Ne serait-ce que pour sa conduite de l’Église pendant les années soixante et soixante-dix, peut-on présenter Paul VI comme un modèle de chef spirituel ? Paul VI, c’est le pape libéral au visage double, disait Louis Salleron ; c’est le pape qui s’affolait des conséquences de ses décisions, de ses permissions, mais qui ne revenait pas sur ses permissions et décisions malgré leurs effets désastreux ; c’est le pape qui se désolait, se lamentait, mais travaillait par action et par omission à l’autodestruction qu’il dénonçait.

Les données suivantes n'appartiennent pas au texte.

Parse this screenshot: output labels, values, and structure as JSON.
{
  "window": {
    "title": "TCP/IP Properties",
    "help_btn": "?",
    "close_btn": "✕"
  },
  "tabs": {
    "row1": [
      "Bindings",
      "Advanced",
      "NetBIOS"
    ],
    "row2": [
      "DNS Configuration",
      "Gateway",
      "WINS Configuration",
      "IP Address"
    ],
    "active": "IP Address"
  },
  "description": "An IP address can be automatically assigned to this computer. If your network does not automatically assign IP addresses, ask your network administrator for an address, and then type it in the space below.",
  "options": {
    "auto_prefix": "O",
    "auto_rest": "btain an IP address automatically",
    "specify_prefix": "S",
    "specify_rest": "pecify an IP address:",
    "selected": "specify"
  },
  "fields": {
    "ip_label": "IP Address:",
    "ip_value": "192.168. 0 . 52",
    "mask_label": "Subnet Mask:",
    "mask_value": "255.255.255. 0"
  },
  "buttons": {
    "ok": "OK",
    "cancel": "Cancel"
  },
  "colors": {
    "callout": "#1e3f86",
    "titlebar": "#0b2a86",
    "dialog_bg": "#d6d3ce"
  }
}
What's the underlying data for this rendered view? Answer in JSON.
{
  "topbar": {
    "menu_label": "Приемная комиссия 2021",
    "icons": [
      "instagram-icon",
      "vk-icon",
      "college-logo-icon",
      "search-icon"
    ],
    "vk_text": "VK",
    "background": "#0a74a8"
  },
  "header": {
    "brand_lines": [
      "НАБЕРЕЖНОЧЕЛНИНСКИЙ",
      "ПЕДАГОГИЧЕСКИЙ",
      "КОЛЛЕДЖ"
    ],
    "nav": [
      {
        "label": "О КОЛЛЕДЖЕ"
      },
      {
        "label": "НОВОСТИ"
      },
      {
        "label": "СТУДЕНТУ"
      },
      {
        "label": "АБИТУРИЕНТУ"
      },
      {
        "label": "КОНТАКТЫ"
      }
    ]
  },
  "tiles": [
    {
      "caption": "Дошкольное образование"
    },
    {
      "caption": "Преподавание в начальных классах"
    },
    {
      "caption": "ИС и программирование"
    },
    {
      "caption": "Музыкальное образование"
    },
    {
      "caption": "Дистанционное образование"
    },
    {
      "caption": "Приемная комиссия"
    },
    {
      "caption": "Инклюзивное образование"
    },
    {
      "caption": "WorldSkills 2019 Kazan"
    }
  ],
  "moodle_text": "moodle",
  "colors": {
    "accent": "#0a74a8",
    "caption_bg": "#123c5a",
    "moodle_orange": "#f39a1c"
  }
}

« Dieu se rit des hommes qui déplorent les effets dont ils chérissent les causes », s’écriait Bossuet. Il est pénible de devoir faire ressortir le mal qui est venu de Rome en ce temps-là, mais il est plus regrettable que ce mal ait existé. Depuis des années, un père et une mère de famille me font célébrer chaque mois une messe pour le retour à la foi de leurs deux fils de mon âge. À ma question : pourquoi ont-ils déserté l’Église, la maman se contenta de tirer d’une bibliothèque le catéchisme que ses fils avaient reçu et de m’en lire les titres de chapitre. De mauvais souvenirs me revinrent à l’esprit.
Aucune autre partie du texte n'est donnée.